The advent of Machine Learning revived the 19th-century concept of the artist-genius, but distorted it by considering such individuals as highly performant supercomputers. This reinterpretation equates human creativity with computational power, suggesting that creativity is merely a product of processing speed and data capacity. This flawed reasoning has led to the conclusion that supercomputers could be artist-geniuses, and by extension, artists. The idea that an artist's genius could be replicated by a machine overlooks the deeply human aspects of creativity-intuition, emotion, and cultural context. This reinterpretation was only made possible by researchers establishing mathematical criteria to evaluate artistic quality. These criteria often prioritize technical precision and statistical novelty over emotional depth and cultural relevance. By comparing algorithms to artists based on these mathematical criteria (with few alternative evaluation methods), the scientific community has become complacent in the belief that algorithms can increasingly approximate the output of human artists. This reasoning is tautological: if both artists and algorithms are assessed using criteria that are not particularly valid for determining artistic quality (if such a concept even exists-an assumption rarely questioned in scientific publications), it is unsurprising that algorithms perform comparably to their human counterparts. Evaluating algorithmic success by its popularity with the public is, in my opinion, an unreliable measure, given how these algorithms are heavily utilized in mainstream music production, skewing listeners' consumption habits and judgment criteria. The pervasive influence of AI-generated music on popular taste creates a feedback loop, where public preference is shaped by what the algorithms produce, rather than genuine artistic innovation.
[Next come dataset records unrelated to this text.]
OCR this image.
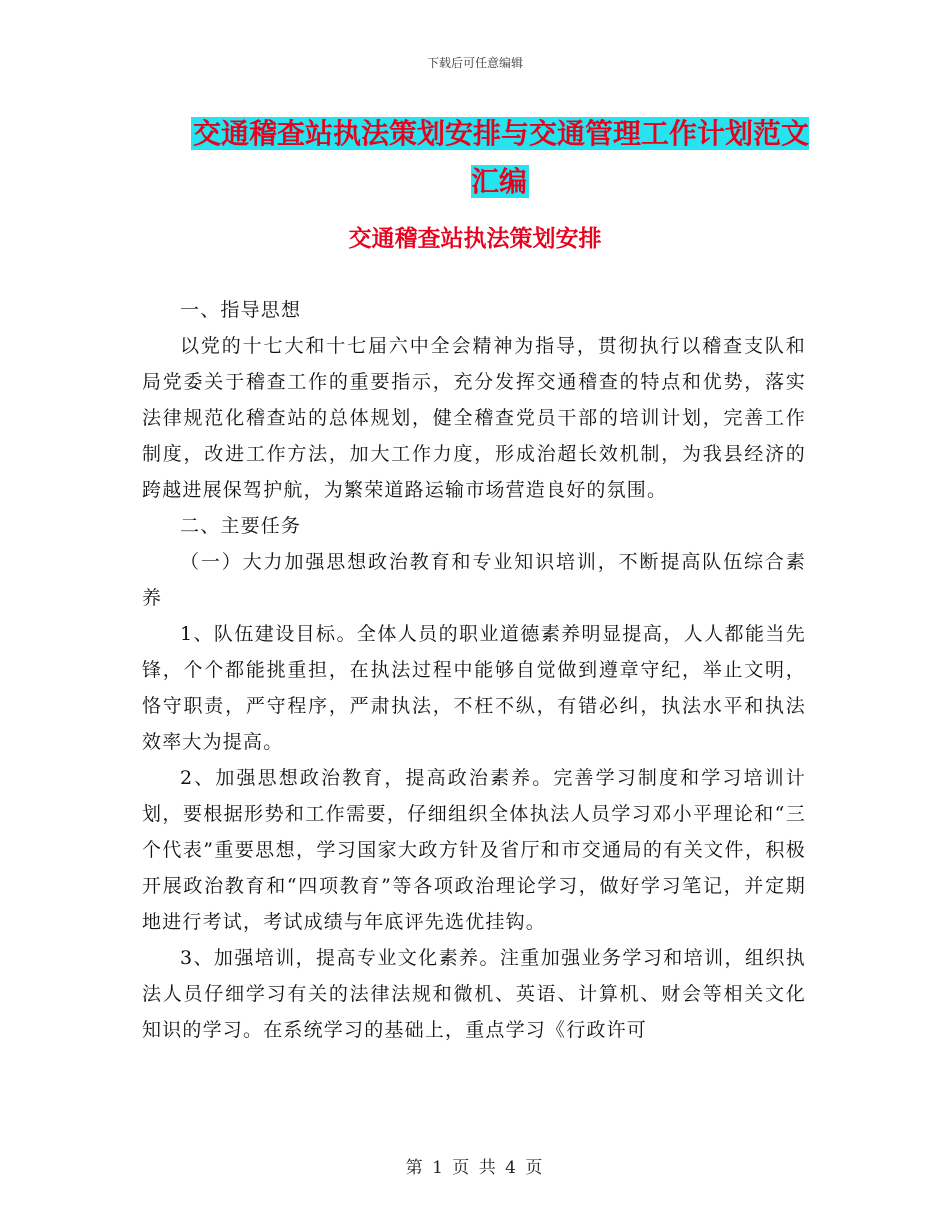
下载后可任意编辑
交通稽查站执法策划安排与交通管理工作计划范文汇编
交通稽查站执法策划安排

一、指导思想

以党的十七大和十七届六中全会精神为指导，贯彻执行以稽查支队和局党委关于稽查工作的重要指示，充分发挥交通稽查的特点和优势，落实法律规范化稽查站的总体规划，健全稽查党员干部的培训计划，完善工作制度，改进工作方法，加大工作力度，形成治超长效机制，为我县经济的跨越进展保驾护航，为繁荣道路运输市场营造良好的氛围。

二、主要任务

（一）大力加强思想政治教育和专业知识培训，不断提高队伍综合素养

1、队伍建设目标。全体人员的职业道德素养明显提高，人人都能当先锋，个个都能挑重担，在执法过程中能够自觉做到遵章守纪，举止文明，恪守职责，严守程序，严肃执法，不枉不纵，有错必纠，执法水平和执法效率大为提高。

2、加强思想政治教育，提高政治素养。完善学习制度和学习培训计划，要根据形势和工作需要，仔细组织全体执法人员学习邓小平理论和“三个代表”重要思想，学习国家大政方针及省厅和市交通局的有关文件，积极开展政治教育和“四项教育”等各项政治理论学习，做好学习笔记，并定期地进行考试，考试成绩与年底评先选优挂钩。

3、加强培训，提高专业文化素养。注重加强业务学习和培训，组织执法人员仔细学习有关的法律法规和微机、英语、计算机、财会等相关文化知识的学习。在系统学习的基础上，重点学习《行政许可

第 1 页 共 4 页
I do not, however, claim that humans are unique in their creative abilities; I acknowledge that other systems might achieve similar results through entirely different means. Nevertheless, I am convinced that the scientific, logical, and mathematical approach increasingly promoted by contemporary computational developments is misguiding and more damaging than beneficial. The focus on efficiency and quantifiable results often leads to the neglect, or the suppression, of the more subtle, qualitative aspects of creativity that are essential to art. As is unfortunately too often the case in Machine Learning research, results that appear spectacular can blind both researchers and the public, who may overlook the importance of critically evaluating the value and quality of the content produced. The allure of technological advancement can obscure the need for a deeper, more nuanced understanding of what makes art truly valuable to humanity.
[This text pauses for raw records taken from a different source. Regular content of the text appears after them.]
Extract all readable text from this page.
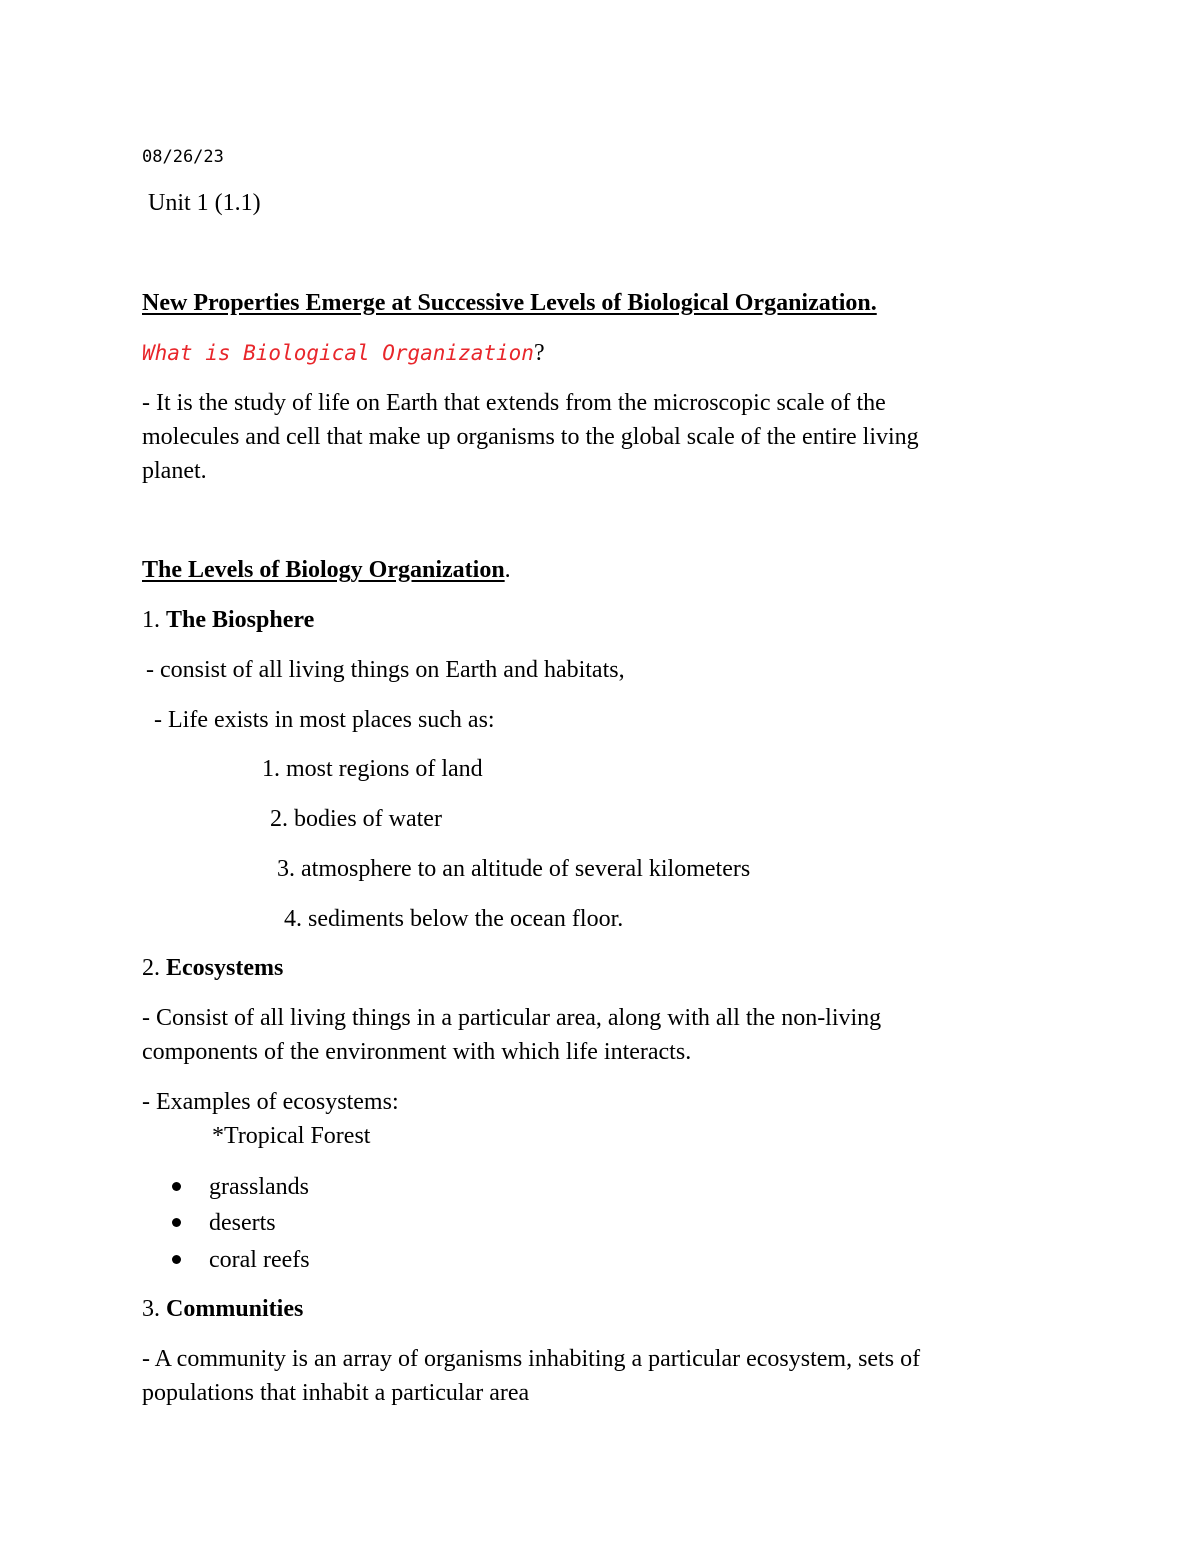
08/26/23
Unit 1 (1.1)
New Properties Emerge at Successive Levels of Biological Organization.
What is Biological Organization?
- It is the study of life on Earth that extends from the microscopic scale of the
molecules and cell that make up organisms to the global scale of the entire living
planet.
The Levels of Biology Organization.
1. The Biosphere
- consist of all living things on Earth and habitats,
- Life exists in most places such as:
1. most regions of land
2. bodies of water
3. atmosphere to an altitude of several kilometers
4. sediments below the ocean floor.
2. Ecosystems
- Consist of all living things in a particular area, along with all the non-living
components of the environment with which life interacts.
- Examples of ecosystems:
*Tropical Forest
grasslands
deserts
coral reefs
3. Communities
- A community is an array of organisms inhabiting a particular ecosystem, sets of
populations that inhabit a particular area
The outcome, in my opinion, is a significant regression, which disregards decades of artistic, philosophical, epistemological, and cultural inquiry by prioritizing models and hypotheses over observation and critical thought. This regression risks reducing art to mere data processing, where the richness of human experience and the diversity of artistic expression are sacrificed for the sake of computational convenience. The challenge lies in reclaiming the space for critical thought and creative freedom in an era increasingly dominated by algorithms and mathematical models.